With the advent of neck cracking videos (and the resulting injuries) online, this is a great opportunity to warn your patients about the dangers of doing professional chiropractic adjustments
You can go online today and find a video that explains how almost anything is done. From learning the steps you need to take to keep your washing machine from making a booming noise during the spin cycle, to watching videos teaching your kids how to use their numbers and colors, the internet offers access to one Variety of home improvement information. Unfortunately, there are also self-chiropractic techniques such as neck tears and back adjustments.
However, some video artists use these platforms to warn others what not to do. In a Tik Tok viral video, one of these people specifically suggests that people not do their own neck cracks and chiropractic treatments.
A patient’s viral video warns of the risks of cracked neck and DIY chiropractic care
In March, Tik Tok user Kaden Thaddeus (@ ur.boi) posted a video showing him being in a hospital room, apparently after trying to do his own version of chiropractic, according to the Post’s statement which said: “Don’t crack your neck. Just do not. “In just four days, this neck tear risk video gained 3.4 million likes, 42,900 comments, and 32,600 shares.
The next day, Thaddeus posted another Tik Tok video, this time in a ruff, explaining exactly what happened that got him to the emergency room. In this more recent post he states that he cracks “everything” every morning. That day, however, he pushed his neck a little wider to get a better crack and forced his head to one side.
“I was like a Lego man,” he says in the video. “Next, I can’t turn my head to the right. It feels like someone is stabbing my throat and I’m in the emergency room. “In the days after that first hospital visit, Thaddeus publishes several more videos in which he again warns people of neck tears and makes professional adjustments in chiropractic himself.
Chiropractors run their own Tik Tok viral campaigns
Some chiropractors use the same video platform to help their patients and followers learn things they can actually do to alleviate or resolve a nagging musculoskeletal problem. With 2.3 million followers and 32.4 million likes, Dr. Remix (@ dr.remix) in this category.
For example, Dr. Remixed in March a video showing viewers a stretch that can help relieve neck and upper back pain caused by working long hours behind a desk. In two days, this video was liked 32,200 times, with over a thousand shares and hundreds of comments.
Other chiropractors go viral when they post videos of a typical neck fit, such as one that Dr.
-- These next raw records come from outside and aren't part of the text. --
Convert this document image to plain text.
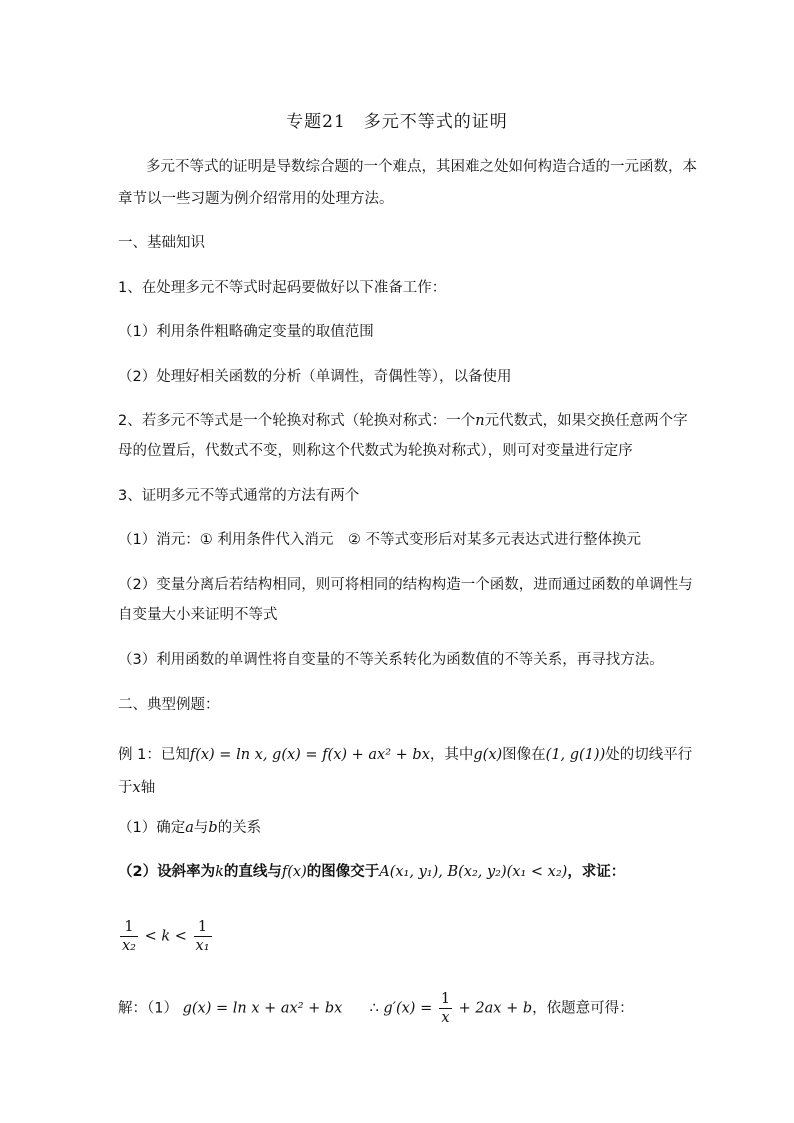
专题21　多元不等式的证明
多元不等式的证明是导数综合题的一个难点，其困难之处如何构造合适的一元函数，本
章节以一些习题为例介绍常用的处理方法。
一、基础知识
1、在处理多元不等式时起码要做好以下准备工作：
（1）利用条件粗略确定变量的取值范围
（2）处理好相关函数的分析（单调性，奇偶性等），以备使用
2、若多元不等式是一个轮换对称式（轮换对称式：一个n元代数式，如果交换任意两个字
母的位置后，代数式不变，则称这个代数式为轮换对称式），则可对变量进行定序
3、证明多元不等式通常的方法有两个
（1）消元：① 利用条件代入消元　② 不等式变形后对某多元表达式进行整体换元
（2）变量分离后若结构相同，则可将相同的结构构造一个函数，进而通过函数的单调性与
自变量大小来证明不等式
（3）利用函数的单调性将自变量的不等关系转化为函数值的不等关系，再寻找方法。
二、典型例题：
例 1：已知f(x) = ln x, g(x) = f(x) + ax² + bx，其中g(x)图像在(1, g(1))处的切线平行
于x轴
（1）确定a与b的关系
（2）设斜率为k的直线与f(x)的图像交于A(x₁, y₁), B(x₂, y₂)(x₁ < x₂)，求证：
$\frac{1}{\text{x₂}} < k < \frac{1}{\text{x₁}}$
解：（1） g(x) = ln x + ax² + bx ∴ $g'(x) = \frac{1}{x} + 2ax + b$，依题意可得：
Cody (@drcody_dc) posted on Tik Tok and has 1.4 million likes, over 7,000 comments, and 54,100 shares. A similar video was made in March by Dr. Alex (@occhiropractor) which already has over 386,000 likes, 6,700 comments and 6,200 shares.
What we can learn from these viral videos
While you don’t always know when (or why) a video will go viral, the large number of people who like, share, and comment on posts on the topic of chiropractic suggests that there is great interest in the topic. It also adds to the value of using videos as part of a successful marketing campaign and piggybacking on other popular campaigns, videos, or topics.
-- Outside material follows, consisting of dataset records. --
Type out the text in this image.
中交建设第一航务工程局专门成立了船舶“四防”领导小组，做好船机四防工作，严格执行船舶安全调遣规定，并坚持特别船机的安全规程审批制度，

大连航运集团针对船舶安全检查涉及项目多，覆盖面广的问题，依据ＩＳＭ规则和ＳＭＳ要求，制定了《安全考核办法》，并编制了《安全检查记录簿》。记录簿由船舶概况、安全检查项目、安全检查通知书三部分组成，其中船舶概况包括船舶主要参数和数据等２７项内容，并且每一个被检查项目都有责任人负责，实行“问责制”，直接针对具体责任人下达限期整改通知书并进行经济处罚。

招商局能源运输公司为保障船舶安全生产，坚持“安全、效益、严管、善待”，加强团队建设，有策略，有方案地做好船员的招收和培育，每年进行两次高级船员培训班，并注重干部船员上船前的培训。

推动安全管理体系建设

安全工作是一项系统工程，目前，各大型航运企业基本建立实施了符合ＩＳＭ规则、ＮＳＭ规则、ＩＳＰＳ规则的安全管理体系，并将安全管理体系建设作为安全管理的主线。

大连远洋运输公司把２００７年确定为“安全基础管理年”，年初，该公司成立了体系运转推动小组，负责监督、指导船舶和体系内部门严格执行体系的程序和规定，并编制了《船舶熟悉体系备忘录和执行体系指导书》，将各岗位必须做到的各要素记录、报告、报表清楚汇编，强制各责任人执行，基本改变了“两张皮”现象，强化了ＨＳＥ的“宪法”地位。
Marketing expert Neil Patel shares some tips for creating a viral video. The first is to “think like a street mage”. This means doing something right away to make your audience want to see more. Another tip from Patel is to “be a purple cow”. In other words, don’t be like everyone else. Instead, try to be different.
You can also make your videos viral by making sure they are high quality and practical at the same time. Also, take the time to research before recording your video. To do this, you need to create a Viewer Person so that you have a better idea of what type of visual content is most attractive to that particular demographic.
Next, Patel suggests previewing your video to some people who fall in your target audience before sharing it with everyone else. This creates interest in your posts, which Patel says can help you “get enough coverage to cause PR [public relations] Domino effect.”
In the case of cracking your own neck videos, this can be a great opportunity to use your email and social media channels to warn your patients about the dangers and timing of expert chiropractic care with a video.